The Bengal government has been asked to deposit ₹2,063 crore with the court to obtain a stay on the arbitral award which granted Haldia Petrochemicals Ltd ₹2,968 crore in unpaid incentives.
In an order on Friday, the Calcutta High Court declined to impose an unconditional stay sought by the state.
Justice Krishna Rao said the court was not satisfied the petitioners have made out any prima facie case for an unconditional stay on the award dated September 18, 2023.
“The petitioners are directed to secure the entire awarded amount with the Registrar, Original Side within a period of six weeks from date. 50 per cent of the awarded amount shall be transferred through bank in the account of the Registrar, Original Side of this court and the Registrar, Original Side on receipt of the said amount shall invest in an interest bearing fixed deposit with the nationalised bank and remaining 50 per cent of the awarded amount by way of bank guarantee within the time period mentioned above,” the order read.
The state may not have multiple options given the precarious health of the exchequer. It may challenge the order before the Supreme Court.
TCG was represented by Avijit Deb Partners and arguments were made by senior advocates Sudipto Sarkar and Ratnanko Banerji. The state was represented by advocate-general Kishore Dutta and senior advocate Jishnu Saha.
The dispute
The dispute stems from a tripartite agreement among HPL promoter TCG, HPL and WBIDC on September 11, 2014, whereby the private party bought 52 crore shares from WBIDC for ₹25.10 apiece.
The agreement stipulated HPL would be able to avail 75 per cent of its unutilised incentives amounting to ₹3,285 crore over 19 years starting January 1, 2016.
In the event GST is rolled out, the incentives would be payable to the extent the tax accrues to the state.
During the 18 months between January 1, 2016 to June 30, 2017, HPL collected VAT from the sale of its products but did not deposit the levy to the state, adjusting the unutilised incentives as per the share purchase agreement (SPA). The company collected around ₹317 crore.
From July 1, 2017, HPL continued to collect GST, which replaced VAT, and deposited it with authorities, expecting the tax accruing to the state (SGST) to be reimbursed. However, the company did not receive any reimbursement.

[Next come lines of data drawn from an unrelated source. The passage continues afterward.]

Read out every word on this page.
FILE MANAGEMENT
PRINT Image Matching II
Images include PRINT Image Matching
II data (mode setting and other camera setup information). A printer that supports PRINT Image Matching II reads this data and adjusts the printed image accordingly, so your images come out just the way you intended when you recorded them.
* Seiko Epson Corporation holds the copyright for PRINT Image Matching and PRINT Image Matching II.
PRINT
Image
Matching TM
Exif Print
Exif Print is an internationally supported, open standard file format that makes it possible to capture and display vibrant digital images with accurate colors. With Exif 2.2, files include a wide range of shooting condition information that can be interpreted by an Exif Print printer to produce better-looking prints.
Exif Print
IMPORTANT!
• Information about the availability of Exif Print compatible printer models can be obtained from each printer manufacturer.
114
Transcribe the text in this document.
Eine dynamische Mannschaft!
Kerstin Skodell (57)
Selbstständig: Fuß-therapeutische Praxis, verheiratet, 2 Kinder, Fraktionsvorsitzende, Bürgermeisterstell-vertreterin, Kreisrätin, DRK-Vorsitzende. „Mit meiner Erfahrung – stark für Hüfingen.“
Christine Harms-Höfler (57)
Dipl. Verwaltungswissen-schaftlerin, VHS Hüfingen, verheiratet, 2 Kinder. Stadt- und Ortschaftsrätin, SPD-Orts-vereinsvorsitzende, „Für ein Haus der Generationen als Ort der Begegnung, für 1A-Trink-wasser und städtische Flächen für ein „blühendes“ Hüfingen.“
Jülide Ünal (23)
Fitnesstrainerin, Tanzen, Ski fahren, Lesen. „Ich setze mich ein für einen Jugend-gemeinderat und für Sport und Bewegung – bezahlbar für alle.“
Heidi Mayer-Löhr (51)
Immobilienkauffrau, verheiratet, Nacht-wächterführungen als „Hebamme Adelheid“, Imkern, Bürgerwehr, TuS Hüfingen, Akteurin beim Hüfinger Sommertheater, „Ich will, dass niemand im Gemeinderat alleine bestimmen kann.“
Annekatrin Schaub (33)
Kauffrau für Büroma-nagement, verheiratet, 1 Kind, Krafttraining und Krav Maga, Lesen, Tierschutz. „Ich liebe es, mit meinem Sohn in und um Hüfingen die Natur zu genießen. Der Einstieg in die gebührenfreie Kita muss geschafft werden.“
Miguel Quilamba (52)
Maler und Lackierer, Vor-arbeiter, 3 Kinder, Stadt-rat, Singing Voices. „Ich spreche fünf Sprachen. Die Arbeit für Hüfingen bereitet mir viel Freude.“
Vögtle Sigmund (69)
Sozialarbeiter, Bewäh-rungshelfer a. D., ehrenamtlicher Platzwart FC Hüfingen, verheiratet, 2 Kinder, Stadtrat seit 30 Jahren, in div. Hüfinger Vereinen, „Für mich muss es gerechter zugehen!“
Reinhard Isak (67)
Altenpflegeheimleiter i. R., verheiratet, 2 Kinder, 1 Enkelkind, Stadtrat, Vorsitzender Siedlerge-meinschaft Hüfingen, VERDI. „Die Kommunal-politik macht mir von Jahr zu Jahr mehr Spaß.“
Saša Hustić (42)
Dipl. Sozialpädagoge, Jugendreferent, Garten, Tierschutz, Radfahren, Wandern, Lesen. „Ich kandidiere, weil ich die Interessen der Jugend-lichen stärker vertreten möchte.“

Essex, an HPL promoter company, successfully made out the case that it was the onus of the state to return the state’s share (SGST) to HPL. According to TCG submission before HC, that amount accrued to HPL is ₹2,063 crore as on April 30, 2024.
Advocate-general Dutta told HC the arbitral tribunal wrongly concluded the ‘Incentives’ extended to HPL were not ‘tax’ incentives but the state had promised financial incentives/benefits to HPL through a contractual agreement.
He submitted that on the basis of the erroneous conclusion, the tribunal held it will treat the incentives as contractual obligations, mutually agreed to by the parties, and not as tax incentives.
Justice Rao said it was evident the incentives were not extended under the West Bengal Incentive Scheme, 1999. The incentives to HPL under schedule-5 of SPA were not tax incentives; the only inference is the same would be contractual obligations as agreed by the state.